In the town where I lived 20 years ago, a local newspaper offered free classified ads on Saturdays. You could list any item for sale with a price of $69 or less.
One Saturday I saw an ad for two Herman Miller chairs, I think they were priced $35 for both.
Knowing Herman Miller was a name of distinction I phoned the number in the ad.
A lady said they were still available, so I went and looked at them, and I bought them.
Both were shell chairs by designer Charles Eames. Fiberglass molded into a shape suitable for holding the human posterior in distinctive style. One was covered with chartreuse fabric, the other simply yellow fiberglass.
They were not so unusual to me, for when I was young, such chairs were common. The middle and high schools I attended had many of them, as did some commercial offices and lobbies.
(I happened to grow up near the Herman Miller headquarters in Zeeland, MI, but these chairs were sold worldwide.)
When I bought these two chairs for $35 years later, the internet was in its infancy, so I was unable to look up their value.
The chairs cluttered up my small apartment for a while, and one day I guess I felt the need to liquidate.
I advertised the chairs for $50 each and got one phone call — a yuppie couple 40 miles from me who wanted to come see the chairs right away.
“We’ll take this one,” the woman said of the yellow chair, and as we talked more she remarked, “We can’t believe nobody has bought it yet.”
My heart sank: She might as well have said, “Boy, aren’t you a fool for selling this valuable chair for so little.”
I pretended to be oblivious to the pitiful deal I’d negotiated for myself and merrily went on to show them an old bicycle that was cluttering my bedroom.
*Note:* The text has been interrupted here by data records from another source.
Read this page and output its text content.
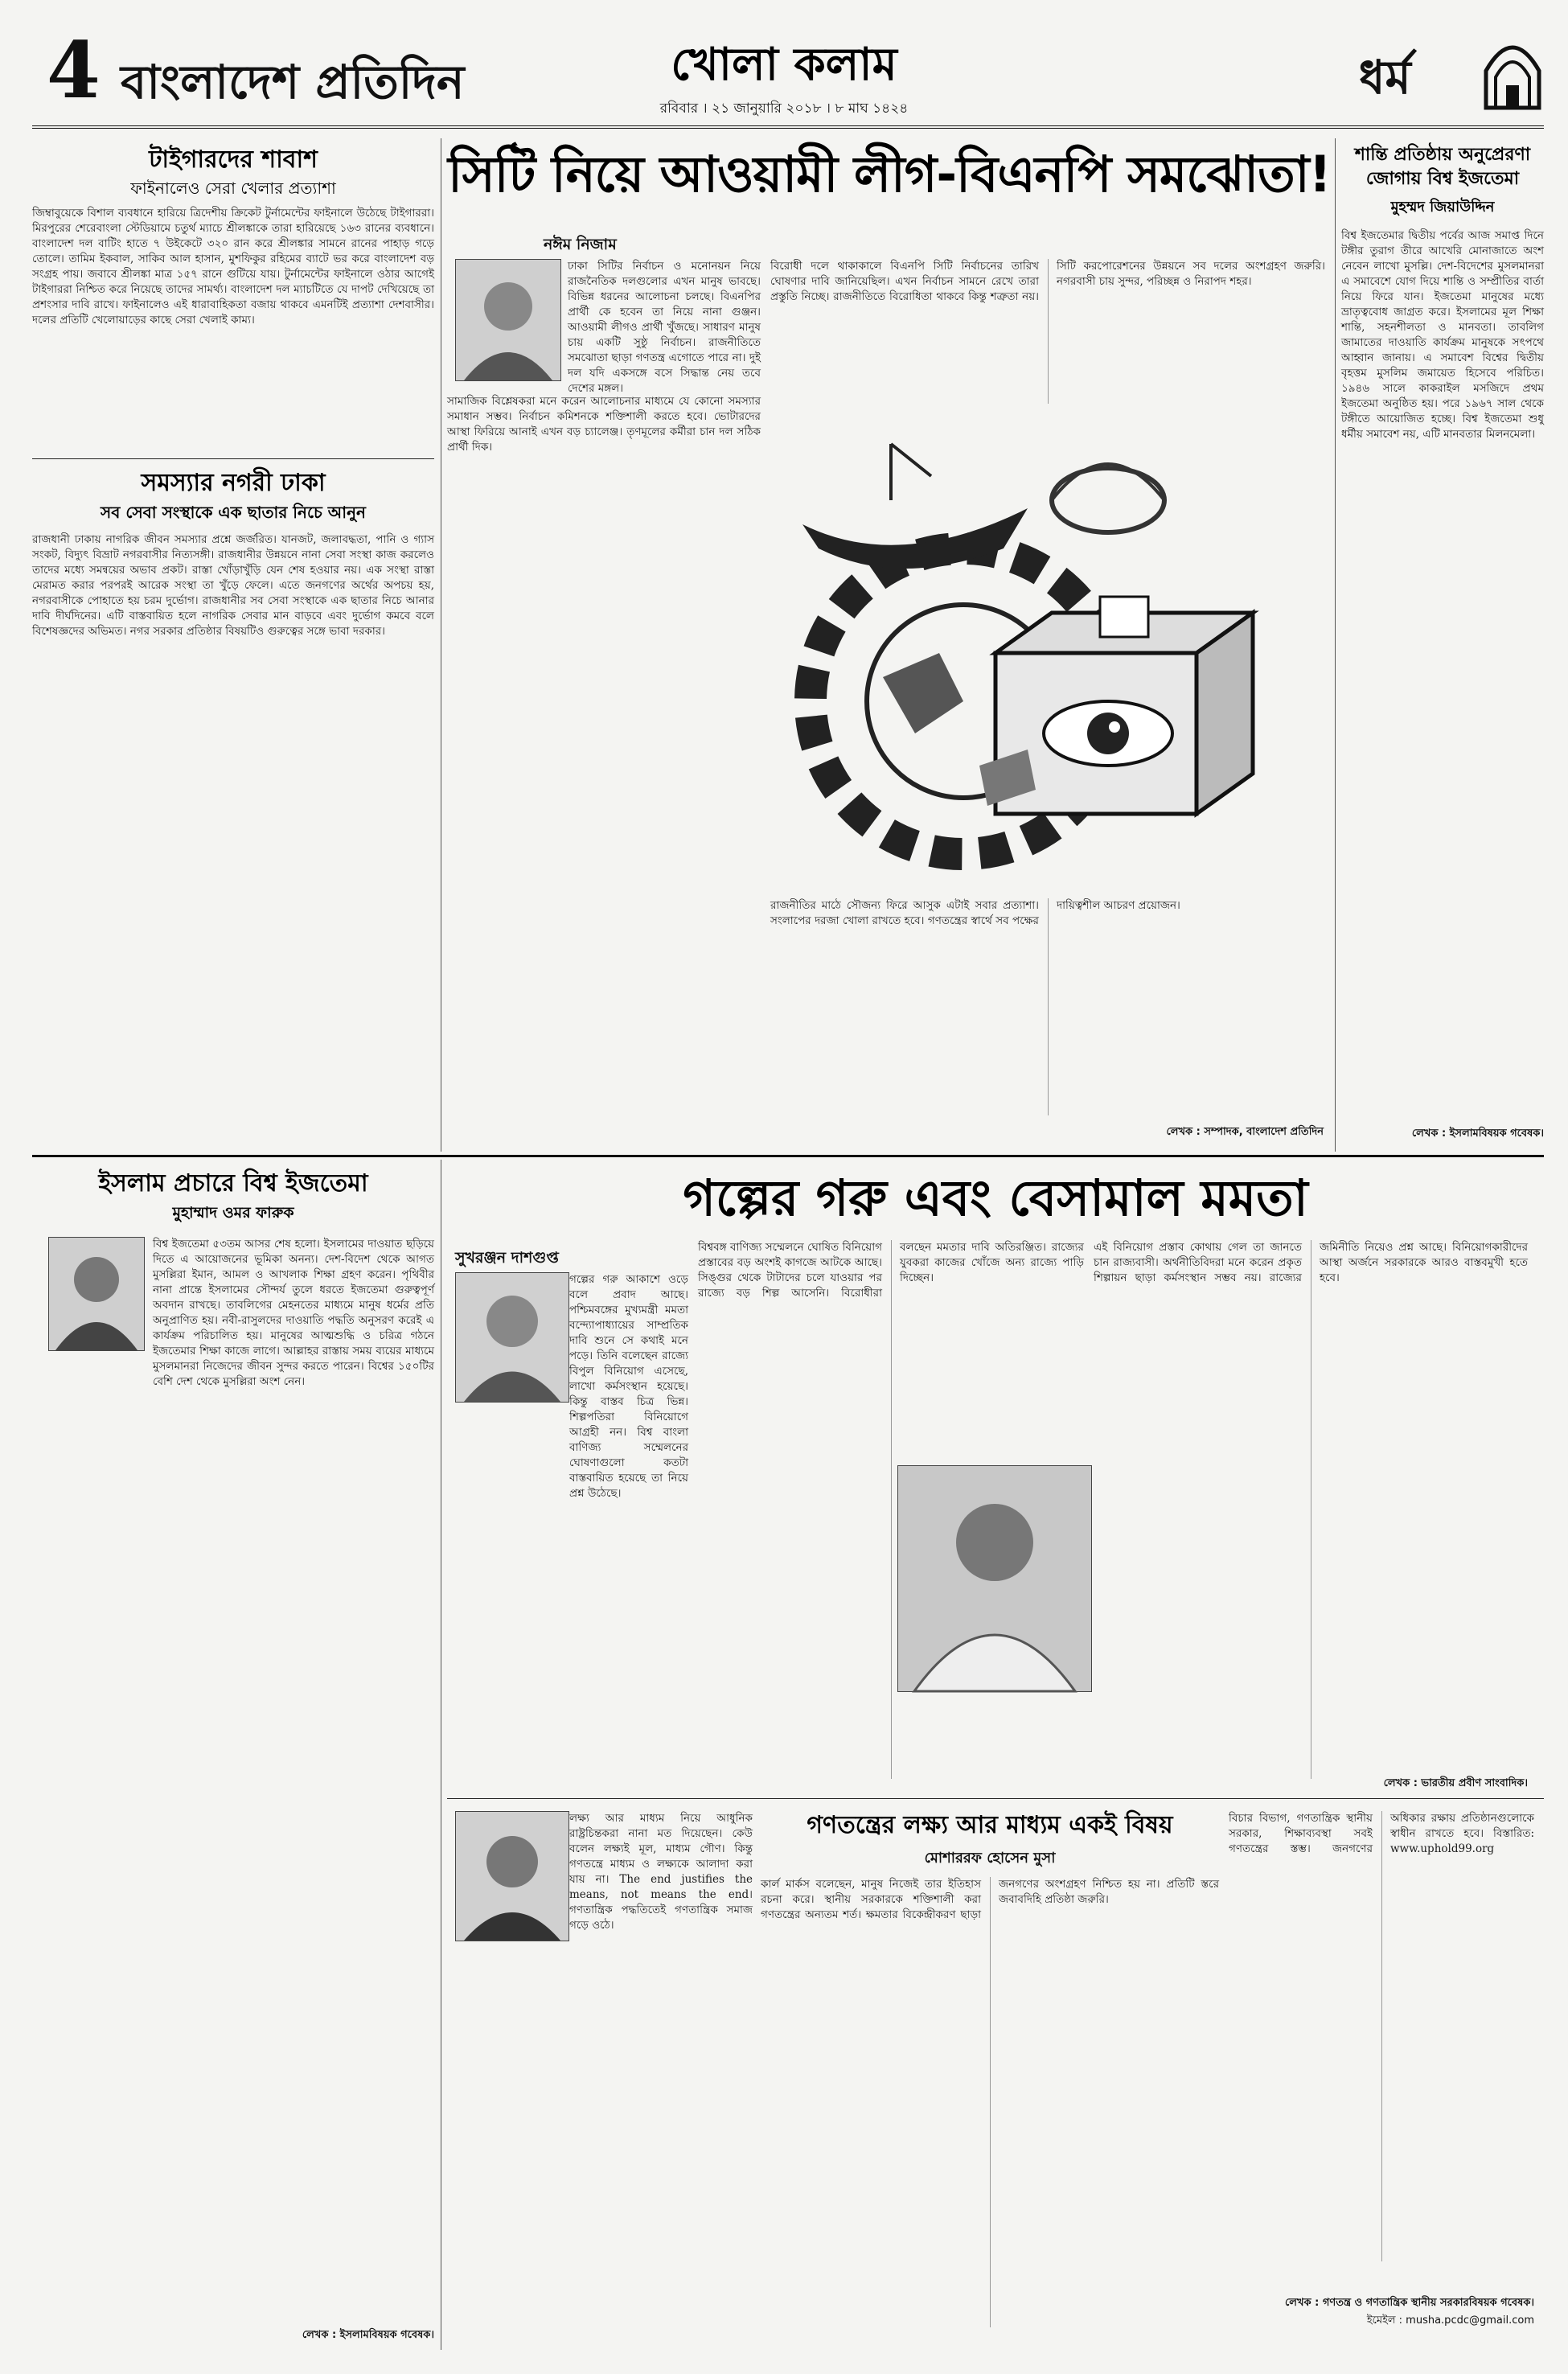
4 বাংলাদেশ প্রতিদিন	খোলা কলাম
রবিবার । ২১ জানুয়ারি ২০১৮ । ৮ মাঘ ১৪২৪
ধর্ম
টাইগারদের শাবাশ
ফাইনালেও সেরা খেলার প্রত্যাশা
জিম্বাবুয়েকে বিশাল ব্যবধানে হারিয়ে ত্রিদেশীয় ক্রিকেট টুর্নামেন্টের ফাইনালে উঠেছে টাইগাররা। মিরপুরের শেরেবাংলা স্টেডিয়ামে চতুর্থ ম্যাচে শ্রীলঙ্কাকে তারা হারিয়েছে ১৬৩ রানের ব্যবধানে। বাংলাদেশ দল বাটিং হাতে ৭ উইকেটে ৩২০ রান করে শ্রীলঙ্কার সামনে রানের পাহাড় গড়ে তোলে। তামিম ইকবাল, সাকিব আল হাসান, মুশফিকুর রহিমের ব্যাটে ভর করে বাংলাদেশ বড় সংগ্রহ পায়। জবাবে শ্রীলঙ্কা মাত্র ১৫৭ রানে গুটিয়ে যায়। টুর্নামেন্টের ফাইনালে ওঠার আগেই টাইগাররা নিশ্চিত করে নিয়েছে তাদের সামর্থ্য। বাংলাদেশ দল ম্যাচটিতে যে দাপট দেখিয়েছে তা প্রশংসার দাবি রাখে। ফাইনালেও এই ধারাবাহিকতা বজায় থাকবে এমনটিই প্রত্যাশা দেশবাসীর। দলের প্রতিটি খেলোয়াড়ের কাছে সেরা খেলাই কাম্য।
সমস্যার নগরী ঢাকা
সব সেবা সংস্থাকে এক ছাতার নিচে আনুন
রাজধানী ঢাকায় নাগরিক জীবন সমস্যার প্রশ্নে জর্জরিত। যানজট, জলাবদ্ধতা, পানি ও গ্যাস সংকট, বিদ্যুৎ বিভ্রাট নগরবাসীর নিত্যসঙ্গী। রাজধানীর উন্নয়নে নানা সেবা সংস্থা কাজ করলেও তাদের মধ্যে সমন্বয়ের অভাব প্রকট। রাস্তা খোঁড়াখুঁড়ি যেন শেষ হওয়ার নয়। এক সংস্থা রাস্তা মেরামত করার পরপরই আরেক সংস্থা তা খুঁড়ে ফেলে। এতে জনগণের অর্থের অপচয় হয়, নগরবাসীকে পোহাতে হয় চরম দুর্ভোগ। রাজধানীর সব সেবা সংস্থাকে এক ছাতার নিচে আনার দাবি দীর্ঘদিনের। এটি বাস্তবায়িত হলে নাগরিক সেবার মান বাড়বে এবং দুর্ভোগ কমবে বলে বিশেষজ্ঞদের অভিমত। নগর সরকার প্রতিষ্ঠার বিষয়টিও গুরুত্বের সঙ্গে ভাবা দরকার।
সিটি নিয়ে আওয়ামী লীগ-বিএনপি সমঝোতা!
নঈম নিজাম
ঢাকা সিটির নির্বাচন ও মনোনয়ন নিয়ে রাজনৈতিক দলগুলোর এখন মানুষ ভাবছে। বিভিন্ন ধরনের আলোচনা চলছে। বিএনপির প্রার্থী কে হবেন তা নিয়ে নানা গুঞ্জন। আওয়ামী লীগও প্রার্থী খুঁজছে। সাধারণ মানুষ চায় একটি সুষ্ঠু নির্বাচন। রাজনীতিতে সমঝোতা ছাড়া গণতন্ত্র এগোতে পারে না। দুই দল যদি একসঙ্গে বসে সিদ্ধান্ত নেয় তবে দেশের মঙ্গল।
সামাজিক বিশ্লেষকরা মনে করেন আলোচনার মাধ্যমে যে কোনো সমস্যার সমাধান সম্ভব। নির্বাচন কমিশনকে শক্তিশালী করতে হবে। ভোটারদের আস্থা ফিরিয়ে আনাই এখন বড় চ্যালেঞ্জ। তৃণমূলের কর্মীরা চান দল সঠিক প্রার্থী দিক।
বিরোধী দলে থাকাকালে বিএনপি সিটি নির্বাচনের তারিখ ঘোষণার দাবি জানিয়েছিল। এখন নির্বাচন সামনে রেখে তারা প্রস্তুতি নিচ্ছে। রাজনীতিতে বিরোধিতা থাকবে কিন্তু শত্রুতা নয়। সিটি করপোরেশনের উন্নয়নে সব দলের অংশগ্রহণ জরুরি। নগরবাসী চায় সুন্দর, পরিচ্ছন্ন ও নিরাপদ শহর।
রাজনীতির মাঠে সৌজন্য ফিরে আসুক এটাই সবার প্রত্যাশা। সংলাপের দরজা খোলা রাখতে হবে। গণতন্ত্রের স্বার্থে সব পক্ষের দায়িত্বশীল আচরণ প্রয়োজন।
লেখক : সম্পাদক, বাংলাদেশ প্রতিদিন
শান্তি প্রতিষ্ঠায় অনুপ্রেরণা জোগায় বিশ্ব ইজতেমা
মুহম্মদ জিয়াউদ্দিন
বিশ্ব ইজতেমার দ্বিতীয় পর্বের আজ সমাপ্ত দিনে টঙ্গীর তুরাগ তীরে আখেরি মোনাজাতে অংশ নেবেন লাখো মুসল্লি। দেশ-বিদেশের মুসলমানরা এ সমাবেশে যোগ দিয়ে শান্তি ও সম্প্রীতির বার্তা নিয়ে ফিরে যান। ইজতেমা মানুষের মধ্যে ভ্রাতৃত্ববোধ জাগ্রত করে। ইসলামের মূল শিক্ষা শান্তি, সহনশীলতা ও মানবতা। তাবলিগ জামাতের দাওয়াতি কার্যক্রম মানুষকে সৎপথে আহ্বান জানায়। এ সমাবেশ বিশ্বের দ্বিতীয় বৃহত্তম মুসলিম জমায়েত হিসেবে পরিচিত। ১৯৪৬ সালে কাকরাইল মসজিদে প্রথম ইজতেমা অনুষ্ঠিত হয়। পরে ১৯৬৭ সাল থেকে টঙ্গীতে আয়োজিত হচ্ছে। বিশ্ব ইজতেমা শুধু ধর্মীয় সমাবেশ নয়, এটি মানবতার মিলনমেলা।
লেখক : ইসলামবিষয়ক গবেষক।
ইসলাম প্রচারে বিশ্ব ইজতেমা
মুহাম্মাদ ওমর ফারুক
বিশ্ব ইজতেমা ৫৩তম আসর শেষ হলো। ইসলামের দাওয়াত ছড়িয়ে দিতে এ আয়োজনের ভূমিকা অনন্য। দেশ-বিদেশ থেকে আগত মুসল্লিরা ইমান, আমল ও আখলাক শিক্ষা গ্রহণ করেন। পৃথিবীর নানা প্রান্তে ইসলামের সৌন্দর্য তুলে ধরতে ইজতেমা গুরুত্বপূর্ণ অবদান রাখছে। তাবলিগের মেহনতের মাধ্যমে মানুষ ধর্মের প্রতি অনুপ্রাণিত হয়। নবী-রাসুলদের দাওয়াতি পদ্ধতি অনুসরণ করেই এ কার্যক্রম পরিচালিত হয়। মানুষের আত্মশুদ্ধি ও চরিত্র গঠনে ইজতেমার শিক্ষা কাজে লাগে। আল্লাহর রাস্তায় সময় ব্যয়ের মাধ্যমে মুসলমানরা নিজেদের জীবন সুন্দর করতে পারেন। বিশ্বের ১৫০টির বেশি দেশ থেকে মুসল্লিরা অংশ নেন।
লেখক : ইসলামবিষয়ক গবেষক।
গল্পের গরু এবং বেসামাল মমতা
সুখরঞ্জন দাশগুপ্ত
গল্পের গরু আকাশে ওড়ে বলে প্রবাদ আছে। পশ্চিমবঙ্গের মুখ্যমন্ত্রী মমতা বন্দ্যোপাধ্যায়ের সাম্প্রতিক দাবি শুনে সে কথাই মনে পড়ে। তিনি বলেছেন রাজ্যে বিপুল বিনিয়োগ এসেছে, লাখো কর্মসংস্থান হয়েছে। কিন্তু বাস্তব চিত্র ভিন্ন। শিল্পপতিরা বিনিয়োগে আগ্রহী নন। বিশ্ব বাংলা বাণিজ্য সম্মেলনের ঘোষণাগুলো কতটা বাস্তবায়িত হয়েছে তা নিয়ে প্রশ্ন উঠেছে।
বিশ্ববঙ্গ বাণিজ্য সম্মেলনে ঘোষিত বিনিয়োগ প্রস্তাবের বড় অংশই কাগজে আটকে আছে। সিঙ্গুর থেকে টাটাদের চলে যাওয়ার পর রাজ্যে বড় শিল্প আসেনি। বিরোধীরা বলছেন মমতার দাবি অতিরঞ্জিত। রাজ্যের যুবকরা কাজের খোঁজে অন্য রাজ্যে পাড়ি দিচ্ছেন।
এই বিনিয়োগ প্রস্তাব কোথায় গেল তা জানতে চান রাজ্যবাসী। অর্থনীতিবিদরা মনে করেন প্রকৃত শিল্পায়ন ছাড়া কর্মসংস্থান সম্ভব নয়। রাজ্যের জমিনীতি নিয়েও প্রশ্ন আছে। বিনিয়োগকারীদের আস্থা অর্জনে সরকারকে আরও বাস্তবমুখী হতে হবে।
লেখক : ভারতীয় প্রবীণ সাংবাদিক।
লক্ষ্য আর মাধ্যম নিয়ে আধুনিক রাষ্ট্রচিন্তকরা নানা মত দিয়েছেন। কেউ বলেন লক্ষ্যই মূল, মাধ্যম গৌণ। কিন্তু গণতন্ত্রে মাধ্যম ও লক্ষ্যকে আলাদা করা যায় না। The end justifies the means, not means the end। গণতান্ত্রিক পদ্ধতিতেই গণতান্ত্রিক সমাজ গড়ে ওঠে।
গণতন্ত্রের লক্ষ্য আর মাধ্যম একই বিষয়
মোশাররফ হোসেন মুসা
কার্ল মার্কস বলেছেন, মানুষ নিজেই তার ইতিহাস রচনা করে। স্থানীয় সরকারকে শক্তিশালী করা গণতন্ত্রের অন্যতম শর্ত। ক্ষমতার বিকেন্দ্রীকরণ ছাড়া জনগণের অংশগ্রহণ নিশ্চিত হয় না। প্রতিটি স্তরে জবাবদিহি প্রতিষ্ঠা জরুরি।
বিচার বিভাগ, গণতান্ত্রিক স্থানীয় সরকার, শিক্ষাব্যবস্থা সবই গণতন্ত্রের স্তম্ভ। জনগণের অধিকার রক্ষায় প্রতিষ্ঠানগুলোকে স্বাধীন রাখতে হবে। বিস্তারিত: www.uphold99.org
লেখক : গণতন্ত্র ও গণতান্ত্রিক স্থানীয় সরকারবিষয়ক গবেষক।
ইমেইল : musha.pcdc@gmail.com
No thanks, they said. Just the chair.
So I made $15 over the price I’d paid for the two chairs, not including the gas and time I’d spent to acquire them. Such a marketeer I am!
As for the second chair, the chartreuse one covered in fabric, I wish I could tell you I sold it for a fortune.
But it hung around for a long time. I figured if the yuppie couple were experts and didn’t want it, it wasn’t worth much.
The chair got dirty — things in my care do that — and I think it even got wet in the rain and began to come apart. Eventually I discarded it.
But my pitiful deal for the yellow chair stuck in my mind over the years as a reminder that Herman Miller shell chairs, should you find one in a junk shop, are a real find.
You might not notice them right away. To the uninitiated, such a chair might just look like it came from the grade school where you learned long division or a lobby in which you once sat waiting to renew your driver’s license.
The edges of the chair might have small chips out of the Fiberglas, leading you further to conclude it has no particular value.
But do not be misled.
And I am glad to say, I wasn’t.
That is, when I was in a local charity thrift shop a couple of years ago, and a man was asking a store clerk about a certain desk. It was a cheap thing made of pressboard — the kind of furniture you often see sitting by the curb waiting for the trash man.
She told him the price of the desk, a few dollars, and I was jealous — suddenly I wanted the desk. Why had I not seen it first?
But as I looked at the desk I had missed out on, I noticed next to it a certain chair. Gray-black, Fiberglas molded into a familiar shape, some minor chips along the edge. The price tag said $3.99.
When no one was looking, I lifted the chair and turned it over, There was a familiar logo and the words I’d hoped to find: Herman Miller.
Being careful to appear as casual as if I was buying a chair that was really worth only $3.99, I took it to the counter, plunked down payment and hurried it to the car.
Once home I took care to photograph it well, then listed the shell alone — not including the base — on Ebay with a starting price of $9.95 plus $29.95 shipping.
Eight bidders sought the chair over the course of a week and and the winner bid $226.49. As I had agreed to in the listing, I shipped the base separately for the cost of shipping.
From what I could tell, the buyer had the chair shipped onward, at his or her own expense, to Japan.
Other names to keep an eye out for in vintage modern mid-century collectible office furniture include Selig, Kroehler and Knoll.